Up until now I’ve been testing the door opener using a pigtail off the 5V line on the FTDI cable – the board has a LM317T regulator setup to output the 3.3V that the ESP8266 requires. The installation point for this board is a 12V output from the garage door controller. Those of you with a bit more experience with voltage regulators would realise where this is going… I plugged the board in to a 12V supply and noticed that the regulator was getting really hot.
On my lunch break today, I made my way to Jaycar to grab a heatsink. I was thinking about the little clip on ones, which I looked up on the website while I was on the tram, and I came across “thermal resistance” in the specs.
I had no idea what this was, but I knew that it was probably an interesting specification to look up. After googling it, I discovered it is a measure of how many degrees the heatsink will heat up per watt it is dissipating. Some more googling and I found this page around heatsinking the LM317T, which had all the magic formulas that I needed.
So, the power dissipation is:
P = (Vin – Vout) * I
I had two parts of that equation: Vin = 12V input, and Vout = 3.3V, so I needed to work out the power draw of the ESP8266.
I found these (anecdotal) results, which sounded reasonable. So taking the peak current of 320mA, the power is:
P = (12 – 3.3) * 0.32
P = 2.784W
Apparently, the maximum Thermal Resistance the regulator can tolerate is calculated by:
T(rmax) = (60 – roomtemp) / P
So, let’s make roomtemp = 20 (Yes, I’m in Australia, but I’m also in Melbourne, so that is a good average), giving us:
T(rmax) = (60 – 20) / 2.784
T(rmax) = 14.37 C/W
The little clip on heatsinks have a thermal resistance of 30 C/W, which is double what we need.

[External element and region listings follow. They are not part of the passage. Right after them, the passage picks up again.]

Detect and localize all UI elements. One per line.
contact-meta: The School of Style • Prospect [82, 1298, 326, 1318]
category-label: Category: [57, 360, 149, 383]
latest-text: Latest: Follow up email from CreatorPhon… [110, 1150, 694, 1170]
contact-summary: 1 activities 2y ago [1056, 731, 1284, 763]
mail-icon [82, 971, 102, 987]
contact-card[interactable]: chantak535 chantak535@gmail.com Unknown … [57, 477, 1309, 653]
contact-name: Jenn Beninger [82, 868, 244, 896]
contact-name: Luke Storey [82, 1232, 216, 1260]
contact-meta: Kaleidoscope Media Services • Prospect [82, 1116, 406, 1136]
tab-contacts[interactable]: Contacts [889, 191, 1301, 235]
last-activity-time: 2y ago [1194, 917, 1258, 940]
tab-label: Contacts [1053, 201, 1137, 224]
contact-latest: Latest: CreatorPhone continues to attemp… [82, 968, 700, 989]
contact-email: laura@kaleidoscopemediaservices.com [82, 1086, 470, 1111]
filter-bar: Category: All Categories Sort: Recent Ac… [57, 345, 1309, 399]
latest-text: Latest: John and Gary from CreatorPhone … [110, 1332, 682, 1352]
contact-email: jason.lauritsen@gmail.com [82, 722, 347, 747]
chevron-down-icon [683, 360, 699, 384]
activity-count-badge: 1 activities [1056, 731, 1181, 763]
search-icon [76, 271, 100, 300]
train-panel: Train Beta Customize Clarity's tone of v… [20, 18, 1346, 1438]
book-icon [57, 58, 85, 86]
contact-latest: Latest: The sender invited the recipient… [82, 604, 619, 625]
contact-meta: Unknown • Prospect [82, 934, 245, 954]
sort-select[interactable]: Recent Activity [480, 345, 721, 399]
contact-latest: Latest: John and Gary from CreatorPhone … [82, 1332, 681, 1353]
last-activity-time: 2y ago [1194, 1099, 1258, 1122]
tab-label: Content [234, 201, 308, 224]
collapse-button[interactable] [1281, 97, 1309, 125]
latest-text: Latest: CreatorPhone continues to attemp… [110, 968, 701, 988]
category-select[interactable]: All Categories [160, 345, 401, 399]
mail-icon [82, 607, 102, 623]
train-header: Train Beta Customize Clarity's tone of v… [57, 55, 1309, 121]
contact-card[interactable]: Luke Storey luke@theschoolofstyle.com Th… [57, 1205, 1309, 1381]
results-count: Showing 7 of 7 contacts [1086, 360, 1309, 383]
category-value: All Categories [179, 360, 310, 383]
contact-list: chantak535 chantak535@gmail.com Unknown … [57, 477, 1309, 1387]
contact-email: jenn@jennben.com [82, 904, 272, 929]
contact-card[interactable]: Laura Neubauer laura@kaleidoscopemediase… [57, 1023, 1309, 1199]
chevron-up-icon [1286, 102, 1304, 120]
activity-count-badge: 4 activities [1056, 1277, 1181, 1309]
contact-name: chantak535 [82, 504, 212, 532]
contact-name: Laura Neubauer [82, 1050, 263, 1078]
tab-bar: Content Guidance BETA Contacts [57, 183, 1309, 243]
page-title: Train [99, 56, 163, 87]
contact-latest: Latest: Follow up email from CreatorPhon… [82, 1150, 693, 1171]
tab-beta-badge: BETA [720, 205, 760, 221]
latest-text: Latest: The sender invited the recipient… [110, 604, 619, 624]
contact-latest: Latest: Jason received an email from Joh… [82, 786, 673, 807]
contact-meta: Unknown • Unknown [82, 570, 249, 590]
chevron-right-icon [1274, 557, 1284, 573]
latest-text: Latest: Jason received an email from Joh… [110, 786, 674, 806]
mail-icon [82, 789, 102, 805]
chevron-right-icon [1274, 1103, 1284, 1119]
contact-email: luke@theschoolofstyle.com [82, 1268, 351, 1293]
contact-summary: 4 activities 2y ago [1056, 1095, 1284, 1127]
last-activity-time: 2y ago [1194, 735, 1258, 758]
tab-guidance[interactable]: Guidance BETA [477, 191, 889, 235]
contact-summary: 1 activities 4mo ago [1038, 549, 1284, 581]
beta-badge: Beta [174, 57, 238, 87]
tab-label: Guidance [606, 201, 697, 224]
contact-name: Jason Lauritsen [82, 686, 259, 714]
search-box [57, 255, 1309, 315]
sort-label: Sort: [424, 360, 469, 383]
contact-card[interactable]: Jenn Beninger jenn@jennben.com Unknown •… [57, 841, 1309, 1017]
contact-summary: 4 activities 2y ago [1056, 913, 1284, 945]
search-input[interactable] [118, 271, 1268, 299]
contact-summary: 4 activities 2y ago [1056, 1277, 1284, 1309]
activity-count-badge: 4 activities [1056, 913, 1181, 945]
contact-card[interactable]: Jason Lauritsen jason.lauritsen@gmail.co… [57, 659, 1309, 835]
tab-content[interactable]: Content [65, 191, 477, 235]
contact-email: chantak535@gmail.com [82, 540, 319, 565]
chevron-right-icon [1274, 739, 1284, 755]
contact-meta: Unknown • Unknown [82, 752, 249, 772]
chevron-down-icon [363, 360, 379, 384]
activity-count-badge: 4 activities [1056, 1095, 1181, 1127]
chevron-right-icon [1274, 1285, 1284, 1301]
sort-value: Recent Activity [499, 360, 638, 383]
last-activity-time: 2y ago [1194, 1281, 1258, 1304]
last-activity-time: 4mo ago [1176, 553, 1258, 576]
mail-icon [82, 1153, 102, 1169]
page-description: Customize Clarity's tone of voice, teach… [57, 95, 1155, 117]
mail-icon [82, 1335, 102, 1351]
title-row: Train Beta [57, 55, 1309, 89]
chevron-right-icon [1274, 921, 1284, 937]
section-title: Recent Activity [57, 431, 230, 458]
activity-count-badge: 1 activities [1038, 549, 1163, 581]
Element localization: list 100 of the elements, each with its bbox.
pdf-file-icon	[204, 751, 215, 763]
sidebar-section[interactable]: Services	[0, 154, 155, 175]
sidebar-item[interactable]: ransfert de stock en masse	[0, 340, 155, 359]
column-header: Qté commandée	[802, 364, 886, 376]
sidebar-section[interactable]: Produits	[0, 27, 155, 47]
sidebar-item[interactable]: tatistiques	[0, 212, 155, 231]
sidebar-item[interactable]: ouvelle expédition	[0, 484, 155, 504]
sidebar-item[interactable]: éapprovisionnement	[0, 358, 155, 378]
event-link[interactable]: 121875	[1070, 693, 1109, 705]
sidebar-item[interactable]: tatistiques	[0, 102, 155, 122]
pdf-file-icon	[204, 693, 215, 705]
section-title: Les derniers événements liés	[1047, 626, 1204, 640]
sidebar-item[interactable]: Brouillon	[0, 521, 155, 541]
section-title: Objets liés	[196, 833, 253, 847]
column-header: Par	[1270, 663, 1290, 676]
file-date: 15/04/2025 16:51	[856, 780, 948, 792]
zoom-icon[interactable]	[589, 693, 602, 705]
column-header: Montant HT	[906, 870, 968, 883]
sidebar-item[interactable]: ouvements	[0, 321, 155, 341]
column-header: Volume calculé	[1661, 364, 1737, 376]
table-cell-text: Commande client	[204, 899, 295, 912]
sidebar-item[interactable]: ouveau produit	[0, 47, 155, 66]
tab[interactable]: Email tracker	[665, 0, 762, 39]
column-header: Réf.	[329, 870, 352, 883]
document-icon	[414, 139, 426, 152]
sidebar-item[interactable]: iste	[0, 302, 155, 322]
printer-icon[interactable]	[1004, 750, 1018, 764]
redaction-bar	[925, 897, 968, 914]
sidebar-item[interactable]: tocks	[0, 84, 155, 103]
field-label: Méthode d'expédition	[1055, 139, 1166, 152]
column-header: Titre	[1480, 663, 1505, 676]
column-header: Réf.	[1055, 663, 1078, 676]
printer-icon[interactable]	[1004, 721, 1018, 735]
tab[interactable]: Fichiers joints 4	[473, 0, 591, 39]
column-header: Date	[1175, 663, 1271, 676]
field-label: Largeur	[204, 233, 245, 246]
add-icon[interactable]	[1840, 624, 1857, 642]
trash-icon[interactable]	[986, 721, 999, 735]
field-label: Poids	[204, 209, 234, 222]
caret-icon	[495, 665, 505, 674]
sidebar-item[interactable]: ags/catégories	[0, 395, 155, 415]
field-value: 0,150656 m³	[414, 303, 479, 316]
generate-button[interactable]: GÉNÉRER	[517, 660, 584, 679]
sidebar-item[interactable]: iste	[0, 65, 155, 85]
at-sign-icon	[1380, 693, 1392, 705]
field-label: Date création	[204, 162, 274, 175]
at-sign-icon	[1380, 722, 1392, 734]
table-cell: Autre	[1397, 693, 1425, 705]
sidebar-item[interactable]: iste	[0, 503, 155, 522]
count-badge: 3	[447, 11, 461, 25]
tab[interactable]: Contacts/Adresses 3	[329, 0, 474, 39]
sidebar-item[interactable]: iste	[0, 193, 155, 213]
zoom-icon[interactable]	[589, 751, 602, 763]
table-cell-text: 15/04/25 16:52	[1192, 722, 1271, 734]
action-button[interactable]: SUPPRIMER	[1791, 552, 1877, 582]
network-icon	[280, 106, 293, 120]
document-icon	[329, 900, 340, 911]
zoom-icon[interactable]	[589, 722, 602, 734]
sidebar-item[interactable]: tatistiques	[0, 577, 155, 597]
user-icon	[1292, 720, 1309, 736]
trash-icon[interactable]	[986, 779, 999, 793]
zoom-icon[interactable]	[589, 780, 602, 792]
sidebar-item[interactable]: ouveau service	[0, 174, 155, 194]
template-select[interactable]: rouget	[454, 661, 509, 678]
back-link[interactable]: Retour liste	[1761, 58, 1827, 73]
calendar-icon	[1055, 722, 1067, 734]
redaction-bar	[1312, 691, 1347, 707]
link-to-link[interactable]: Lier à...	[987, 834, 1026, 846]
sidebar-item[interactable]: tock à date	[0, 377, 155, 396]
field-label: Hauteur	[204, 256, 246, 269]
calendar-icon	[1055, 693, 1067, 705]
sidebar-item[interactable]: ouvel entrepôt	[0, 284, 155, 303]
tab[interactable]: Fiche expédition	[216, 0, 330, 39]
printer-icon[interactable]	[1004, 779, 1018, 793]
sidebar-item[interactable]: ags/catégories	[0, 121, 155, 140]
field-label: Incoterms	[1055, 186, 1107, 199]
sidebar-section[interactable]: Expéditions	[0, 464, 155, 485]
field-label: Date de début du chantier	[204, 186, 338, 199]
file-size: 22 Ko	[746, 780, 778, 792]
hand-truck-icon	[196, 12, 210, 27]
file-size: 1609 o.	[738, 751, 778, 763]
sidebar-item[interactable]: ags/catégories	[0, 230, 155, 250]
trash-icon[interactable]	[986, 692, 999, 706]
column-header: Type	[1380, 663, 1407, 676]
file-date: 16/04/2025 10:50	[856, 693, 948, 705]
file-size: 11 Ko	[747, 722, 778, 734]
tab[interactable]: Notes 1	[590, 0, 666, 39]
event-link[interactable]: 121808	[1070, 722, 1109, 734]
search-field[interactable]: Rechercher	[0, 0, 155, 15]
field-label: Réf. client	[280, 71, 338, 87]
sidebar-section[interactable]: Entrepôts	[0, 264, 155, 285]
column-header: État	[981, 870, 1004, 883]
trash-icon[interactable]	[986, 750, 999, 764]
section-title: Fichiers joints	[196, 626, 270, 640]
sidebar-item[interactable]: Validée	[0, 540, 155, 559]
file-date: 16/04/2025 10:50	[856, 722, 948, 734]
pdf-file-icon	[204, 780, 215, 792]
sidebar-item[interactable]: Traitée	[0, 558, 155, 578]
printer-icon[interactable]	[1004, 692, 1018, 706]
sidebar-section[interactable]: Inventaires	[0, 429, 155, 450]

By this stage I had arrived at the store, so went to the heatsink section to see what they had. They had this guy, which has a thermal resistance of 12 C/W. Perfect! It was quite large though, and I knew they board was tight, so I had to be a little creative in fitting it.
Don’t judge me.
I’m a little annoyed that it doesn’t sit on the board properly, but I couldn’t stand it up, as there was limited room above the board, so it was the best I could do without redesigning an new board.